A love of history was mixed with the acrid smell of gun smoke and a pinch of patriotic pride Sunday as Brooklynites remembered a pivotal Revolutionary War battle that exploded over what is now Park Slope, Windsor Terrace and Green-Wood Cemetery, but is rarely given a mention in today’s history books.
So goes the Battle of Brooklyn, which is considered the first major military confrontation in the Revolutionary War.
It was almost nearly the last engagement for General George Washington, who lost 2,000 men and was forced to flee to Manhattan following fierce flogging by an onslaught of British troops.
Still, the colonists made it loud and clear that they were not going to live under the British standard any longer by taking on a military three times its size and ultimately overtaking a British fortification that is now known as the Old Stone House on 5th Avenue and 5th Street.
Following a memorial march sponsored by the Irish American Parade Committee on August 24, the bloody battle was remembered at Green-Wood Cemetery as scholars and area history buffs enjoyed a Revolutionary War re-enactment that included an infantry and artillery firing demonstration.

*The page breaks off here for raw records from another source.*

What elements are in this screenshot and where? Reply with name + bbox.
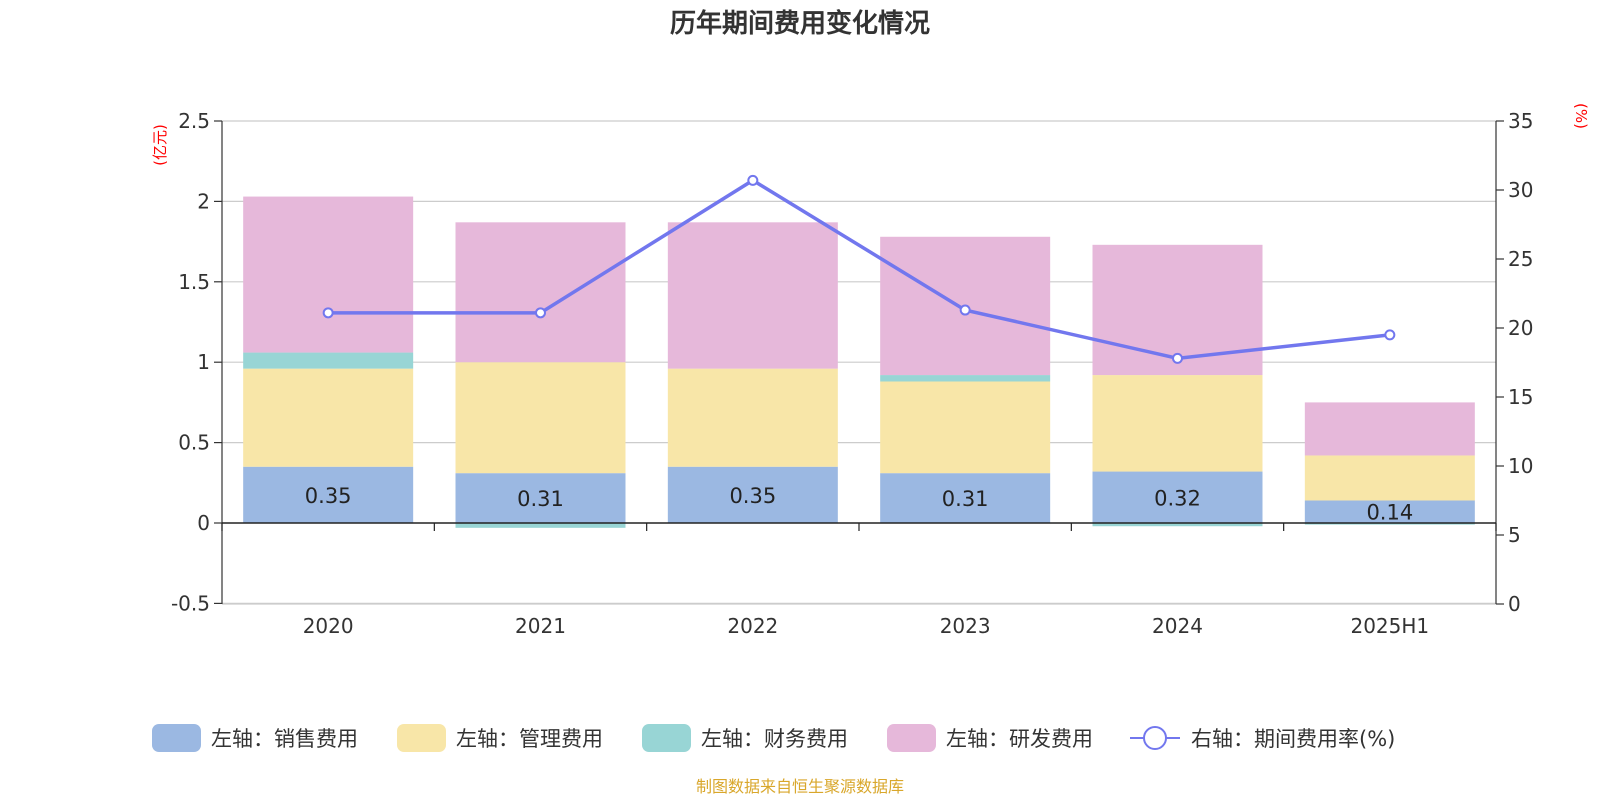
data-source-note: 制图数据来自恒生聚源数据库 bbox=[696, 777, 904, 796]
bar-segment-3 bbox=[1304, 523, 1475, 525]
left-axis-tick-label: 2.5 bbox=[178, 109, 210, 133]
left-axis-tick-label: 0 bbox=[197, 511, 210, 535]
right-axis-tick-label: 30 bbox=[1508, 178, 1533, 202]
legend-label: 左轴：管理费用 bbox=[456, 727, 603, 751]
bar-segment-1 bbox=[455, 473, 626, 523]
expense-rate-point bbox=[1384, 329, 1396, 341]
bar-data-label: 0.35 bbox=[729, 484, 776, 508]
left-axis-unit: (亿元) bbox=[151, 124, 169, 166]
bar-segment-1 bbox=[880, 473, 1051, 523]
bar-segment-1 bbox=[243, 466, 414, 523]
bar-data-label: 0.14 bbox=[1366, 501, 1413, 525]
right-axis-unit: (%) bbox=[1572, 103, 1590, 129]
expense-rate-point bbox=[535, 307, 546, 319]
bar-segment-2 bbox=[1092, 375, 1263, 472]
line-layer bbox=[322, 174, 1396, 364]
labels-layer: 0.35 0.31 0.35 0.31 0.32 0.14 bbox=[305, 484, 1413, 525]
bar-segment-4 bbox=[667, 222, 838, 369]
legend-label: 左轴：财务费用 bbox=[701, 727, 848, 751]
bar-data-label: 0.31 bbox=[517, 487, 564, 511]
bar-segment-1 bbox=[1304, 500, 1475, 523]
bar-segment-2 bbox=[880, 381, 1051, 474]
left-axis-tick-label: 0.5 bbox=[178, 431, 210, 455]
right-axis-tick-label: 10 bbox=[1508, 454, 1533, 478]
bars-layer bbox=[243, 196, 1475, 528]
legend-swatch bbox=[397, 724, 446, 752]
right-axis-tick-label: 0 bbox=[1508, 592, 1521, 616]
left-axis-tick-label: -0.5 bbox=[171, 591, 210, 615]
legend-marker-swatch bbox=[1143, 726, 1167, 750]
bar-segment-4 bbox=[243, 196, 414, 353]
category-label: 2025H1 bbox=[1350, 614, 1429, 638]
bar-segment-3 bbox=[1092, 523, 1263, 527]
expense-rate-point bbox=[959, 304, 971, 316]
legend: 左轴：销售费用 左轴：管理费用 左轴：财务费用 左轴：研发费用 右轴：期间费用率(%) bbox=[152, 724, 1395, 752]
right-axis-tick-label: 5 bbox=[1508, 523, 1521, 547]
legend-swatch bbox=[642, 724, 691, 752]
left-axis-tick-label: 1 bbox=[197, 350, 210, 374]
bar-segment-2 bbox=[455, 362, 626, 474]
bar-segment-1 bbox=[667, 466, 838, 523]
right-axis-tick-label: 25 bbox=[1508, 247, 1533, 271]
left-axis-tick-label: 2 bbox=[197, 189, 210, 213]
bar-segment-4 bbox=[455, 222, 626, 363]
bar-segment-3 bbox=[455, 523, 626, 528]
bar-segment-2 bbox=[1304, 455, 1475, 501]
legend-label: 右轴：期间费用率(%) bbox=[1191, 727, 1395, 751]
bar-data-label: 0.32 bbox=[1154, 486, 1201, 510]
legend-swatch bbox=[887, 724, 936, 752]
bar-data-label: 0.35 bbox=[305, 484, 352, 508]
category-label: 2024 bbox=[1152, 614, 1203, 638]
legend-swatch bbox=[152, 724, 201, 752]
chart-title: 历年期间费用变化情况 bbox=[670, 8, 930, 39]
axis-layer: -0.5 0 0.5 1 1.5 2 2.5 0 5 10 15 20 25 30 35 2020 2021 20… bbox=[171, 109, 1533, 638]
legend-label: 左轴：销售费用 bbox=[211, 727, 358, 751]
category-label: 2022 bbox=[727, 614, 778, 638]
left-axis-tick-label: 1.5 bbox=[178, 270, 210, 294]
bar-segment-4 bbox=[1304, 402, 1475, 456]
expense-rate-point bbox=[1172, 352, 1183, 364]
bar-segment-2 bbox=[243, 368, 414, 467]
right-axis-tick-label: 15 bbox=[1508, 385, 1533, 409]
bar-segment-2 bbox=[667, 368, 838, 467]
bar-segment-3 bbox=[243, 352, 414, 369]
category-label: 2020 bbox=[303, 614, 354, 638]
right-axis-tick-label: 20 bbox=[1508, 316, 1533, 340]
bar-segment-3 bbox=[880, 375, 1051, 382]
right-axis-tick-label: 35 bbox=[1508, 109, 1533, 133]
bar-data-label: 0.31 bbox=[942, 487, 989, 511]
grid-layer bbox=[222, 120, 1496, 605]
expense-rate-line bbox=[328, 178, 1391, 361]
expense-rate-point bbox=[747, 174, 759, 186]
category-label: 2021 bbox=[515, 614, 566, 638]
category-label: 2023 bbox=[940, 614, 991, 638]
expense-rate-point bbox=[322, 307, 334, 319]
bar-segment-1 bbox=[1092, 471, 1263, 523]
legend-label: 左轴：研发费用 bbox=[946, 727, 1093, 751]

A commemoration party were then led by a lone bagpiper through the cemetery to the graves of Irish Korean War veterans, Matilda Tone, the wife of Irish patriot Theobald Wolfe Tone, John Gallagher, historian and author of the Battle of Brooklyn and the Minerva Monument on Battle Hill.
The commemoration was held to “draw attention to the vast contributions and significant and historic role of the Irish in the first battle of the American Revolution.
The day before the re-enactment, residents in Fort Greene remembered all of the American colonists who perished aboard the British prison ships moored in Wallabout Basin.
The remains of 11,500 of these victims are entombed in the Prison Ship Martyrs Monument in Fort Greene Park, which turned 100 this year.